BITS Pilani – so many years ago…
The desert sands stretched as far as one could see. The road meandered through the yellow dunes, rocks and scattered thorny bushes. Stunted keekars stood like lost sentinels guarding that emptiness.
Drip irrigation was something only read about in articles on Israel and still a long way away in the future.
The oasis of the campus consisted of buildings with typically colonial arches and faded yellow and white structures. The gardens though were lush and green. The trees with their red flowers spread their branches over neatly laid out roads.
Memories of the gritty sandstorms layering everything with a fine glaze impossible to remove, the cosmic man on his pedestal outside the museum reaching for the sky and the final farewell with drinks at the Flying Club airstrip followed by teetars at Panditji’s – these would remain with most of us always. As would journeys on the night train to Delhi on freezing winter nights huddled five-strong under a single blanket on one berth.
Unknown to us, each moment experienced there, was forging links that were to last a lifetime. Time and distance had no essence in this closeness that was developing. The strands forming the bonds were flexible and could pick-up and let-go at will. These in the future were to form the basis of our relationships.
And thrown into that cauldron of life was also the craving and intensity of youth – which carried with it the un-chartered depths of anger, joy, laughter, despair – and a passionate search for answers to the purpose of life, who and what were we, where our destinies lay.
With others it was a desire to excel and reach those high pinnacles of imagined success.
We were to remember the once-heard-never-forgotten piercing call of the peacocks, lost in their loneliness, looking for a mate in the darkening dusk, and the earthy, risqué and bawdy Rajasthani folk-songs sung by the mess-workers to the foot-tapping rhythmic beat of the hand-held “dhapli” – the words of which never failed to evoke grins in all who were listening.
On cool summer nights we would lie head-on-laps on the lush lawns of the Saraswati Temple, listening in melancholy to the throaty rendering of ‘Mere hatheel Shyam..”.
Perhaps, if one listens carefully enough today, the strains of that voice may still be heard echoing through the Temple lawns in the descending darkness of the desert nights.
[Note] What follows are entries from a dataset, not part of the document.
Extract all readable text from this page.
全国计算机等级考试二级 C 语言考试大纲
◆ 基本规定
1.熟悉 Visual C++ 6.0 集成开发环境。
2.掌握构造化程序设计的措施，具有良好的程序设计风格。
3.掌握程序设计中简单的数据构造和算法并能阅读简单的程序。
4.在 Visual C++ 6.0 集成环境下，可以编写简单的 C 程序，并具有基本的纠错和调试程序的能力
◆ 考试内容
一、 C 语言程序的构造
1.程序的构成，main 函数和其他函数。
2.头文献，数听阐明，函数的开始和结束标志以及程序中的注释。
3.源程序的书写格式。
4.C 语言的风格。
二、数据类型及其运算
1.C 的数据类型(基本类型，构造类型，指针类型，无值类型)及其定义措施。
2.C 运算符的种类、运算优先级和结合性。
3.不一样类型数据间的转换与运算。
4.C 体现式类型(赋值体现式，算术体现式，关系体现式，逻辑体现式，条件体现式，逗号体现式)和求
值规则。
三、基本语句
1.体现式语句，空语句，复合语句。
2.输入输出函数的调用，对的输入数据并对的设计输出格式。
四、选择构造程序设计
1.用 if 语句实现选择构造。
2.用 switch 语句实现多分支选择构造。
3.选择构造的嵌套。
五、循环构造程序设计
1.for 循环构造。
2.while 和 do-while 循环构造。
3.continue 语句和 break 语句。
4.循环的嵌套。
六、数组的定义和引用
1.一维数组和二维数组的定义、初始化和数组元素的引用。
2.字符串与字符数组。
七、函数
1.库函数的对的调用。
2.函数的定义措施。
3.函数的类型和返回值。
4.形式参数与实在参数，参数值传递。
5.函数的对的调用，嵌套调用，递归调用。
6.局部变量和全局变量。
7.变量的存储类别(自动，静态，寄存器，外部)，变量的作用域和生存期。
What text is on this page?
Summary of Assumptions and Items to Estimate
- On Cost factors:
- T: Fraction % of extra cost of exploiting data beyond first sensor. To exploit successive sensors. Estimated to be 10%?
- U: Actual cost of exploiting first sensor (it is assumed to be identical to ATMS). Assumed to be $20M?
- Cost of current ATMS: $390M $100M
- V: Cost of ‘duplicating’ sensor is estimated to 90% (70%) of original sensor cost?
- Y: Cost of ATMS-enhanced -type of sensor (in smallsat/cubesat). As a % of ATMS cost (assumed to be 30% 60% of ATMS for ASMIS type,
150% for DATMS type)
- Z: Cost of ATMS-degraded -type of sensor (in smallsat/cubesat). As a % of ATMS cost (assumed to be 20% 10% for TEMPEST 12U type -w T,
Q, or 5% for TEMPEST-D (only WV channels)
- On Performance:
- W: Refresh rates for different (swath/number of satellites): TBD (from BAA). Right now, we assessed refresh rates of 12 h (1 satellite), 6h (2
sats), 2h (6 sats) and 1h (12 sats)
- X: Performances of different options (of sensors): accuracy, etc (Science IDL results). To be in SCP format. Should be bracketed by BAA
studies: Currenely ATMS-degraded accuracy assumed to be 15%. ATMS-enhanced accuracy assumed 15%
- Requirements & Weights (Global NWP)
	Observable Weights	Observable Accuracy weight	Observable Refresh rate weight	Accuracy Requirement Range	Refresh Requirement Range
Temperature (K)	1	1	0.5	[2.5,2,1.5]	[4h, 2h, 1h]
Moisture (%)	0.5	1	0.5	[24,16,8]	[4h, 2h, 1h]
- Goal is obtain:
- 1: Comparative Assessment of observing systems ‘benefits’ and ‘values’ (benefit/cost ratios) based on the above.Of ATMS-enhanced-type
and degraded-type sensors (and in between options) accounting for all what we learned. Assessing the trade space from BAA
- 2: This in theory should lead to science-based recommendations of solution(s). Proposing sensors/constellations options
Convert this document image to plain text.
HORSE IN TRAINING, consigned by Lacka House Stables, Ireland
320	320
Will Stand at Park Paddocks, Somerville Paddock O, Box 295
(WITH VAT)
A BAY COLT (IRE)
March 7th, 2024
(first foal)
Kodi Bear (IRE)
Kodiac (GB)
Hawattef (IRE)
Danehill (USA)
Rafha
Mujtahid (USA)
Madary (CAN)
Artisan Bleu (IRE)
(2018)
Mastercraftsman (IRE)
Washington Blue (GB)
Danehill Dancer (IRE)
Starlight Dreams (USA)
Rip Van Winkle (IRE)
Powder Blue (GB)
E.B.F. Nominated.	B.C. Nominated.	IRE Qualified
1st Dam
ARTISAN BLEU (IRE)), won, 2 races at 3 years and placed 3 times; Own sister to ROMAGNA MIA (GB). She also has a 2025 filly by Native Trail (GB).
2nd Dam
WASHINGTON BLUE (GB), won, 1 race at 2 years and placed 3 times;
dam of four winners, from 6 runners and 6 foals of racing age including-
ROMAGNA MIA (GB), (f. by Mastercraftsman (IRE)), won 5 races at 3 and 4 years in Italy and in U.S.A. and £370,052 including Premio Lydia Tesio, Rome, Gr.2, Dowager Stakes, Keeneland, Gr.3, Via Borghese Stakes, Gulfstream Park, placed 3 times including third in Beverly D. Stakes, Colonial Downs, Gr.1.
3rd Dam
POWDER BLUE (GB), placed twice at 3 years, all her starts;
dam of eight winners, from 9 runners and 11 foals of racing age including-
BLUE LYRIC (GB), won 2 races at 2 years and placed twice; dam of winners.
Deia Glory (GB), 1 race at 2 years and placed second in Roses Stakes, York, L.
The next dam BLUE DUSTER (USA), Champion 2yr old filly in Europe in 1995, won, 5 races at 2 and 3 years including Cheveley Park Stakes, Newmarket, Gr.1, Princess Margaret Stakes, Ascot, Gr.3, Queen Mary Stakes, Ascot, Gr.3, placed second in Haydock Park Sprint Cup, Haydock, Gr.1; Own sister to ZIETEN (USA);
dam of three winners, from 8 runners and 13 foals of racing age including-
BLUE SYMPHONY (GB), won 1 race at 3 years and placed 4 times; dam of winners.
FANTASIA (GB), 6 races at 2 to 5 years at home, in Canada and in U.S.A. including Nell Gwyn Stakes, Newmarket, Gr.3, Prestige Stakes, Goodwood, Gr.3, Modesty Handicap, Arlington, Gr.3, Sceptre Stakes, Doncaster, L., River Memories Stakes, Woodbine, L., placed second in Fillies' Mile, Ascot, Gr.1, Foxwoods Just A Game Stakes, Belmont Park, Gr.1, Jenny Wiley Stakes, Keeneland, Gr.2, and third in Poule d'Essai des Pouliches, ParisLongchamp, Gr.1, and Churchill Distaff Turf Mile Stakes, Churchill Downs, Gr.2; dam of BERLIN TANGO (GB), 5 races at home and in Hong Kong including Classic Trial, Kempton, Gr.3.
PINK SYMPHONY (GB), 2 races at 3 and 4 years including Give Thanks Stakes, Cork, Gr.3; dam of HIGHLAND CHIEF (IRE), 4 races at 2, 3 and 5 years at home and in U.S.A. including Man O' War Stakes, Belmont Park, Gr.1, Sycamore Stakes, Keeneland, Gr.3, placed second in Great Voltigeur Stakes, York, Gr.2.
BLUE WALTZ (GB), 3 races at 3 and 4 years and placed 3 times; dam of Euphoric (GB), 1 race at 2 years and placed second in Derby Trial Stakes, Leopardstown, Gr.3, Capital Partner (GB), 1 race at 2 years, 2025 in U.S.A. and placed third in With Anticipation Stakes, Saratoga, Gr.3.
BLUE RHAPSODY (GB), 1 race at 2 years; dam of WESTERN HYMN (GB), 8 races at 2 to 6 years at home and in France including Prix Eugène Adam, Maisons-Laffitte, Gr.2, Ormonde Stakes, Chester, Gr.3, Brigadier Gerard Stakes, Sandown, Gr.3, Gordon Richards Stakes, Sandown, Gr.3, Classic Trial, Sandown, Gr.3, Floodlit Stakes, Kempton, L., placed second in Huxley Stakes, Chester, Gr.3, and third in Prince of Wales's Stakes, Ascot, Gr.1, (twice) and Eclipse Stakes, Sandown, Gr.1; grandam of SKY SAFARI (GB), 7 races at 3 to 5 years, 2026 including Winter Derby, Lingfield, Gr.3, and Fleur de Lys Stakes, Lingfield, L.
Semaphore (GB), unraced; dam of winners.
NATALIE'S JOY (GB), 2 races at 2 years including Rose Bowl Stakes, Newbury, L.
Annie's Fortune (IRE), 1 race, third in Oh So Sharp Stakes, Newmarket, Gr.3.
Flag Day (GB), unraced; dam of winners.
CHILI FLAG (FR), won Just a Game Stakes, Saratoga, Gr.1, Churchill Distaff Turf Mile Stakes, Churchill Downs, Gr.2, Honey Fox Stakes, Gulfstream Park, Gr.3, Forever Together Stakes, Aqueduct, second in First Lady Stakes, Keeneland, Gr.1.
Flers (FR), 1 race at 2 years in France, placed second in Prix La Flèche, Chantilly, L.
Sadly the singer is long gone.
It was as if the voice, the song and the ambience of those nights, all together, in retrospect, seemed to eternalise our prayers, longings and yearnings for all that was there.
These were moments etched in our lives by the desert sands to become memories that would last many lifetimes – for all and the many that lived them….
At times an overwhelming nostalgia triggered by events, gives rise to an ache – to perhaps, if possible, re-visit in real-time the magic of those days, that gave us this togetherness which still survives.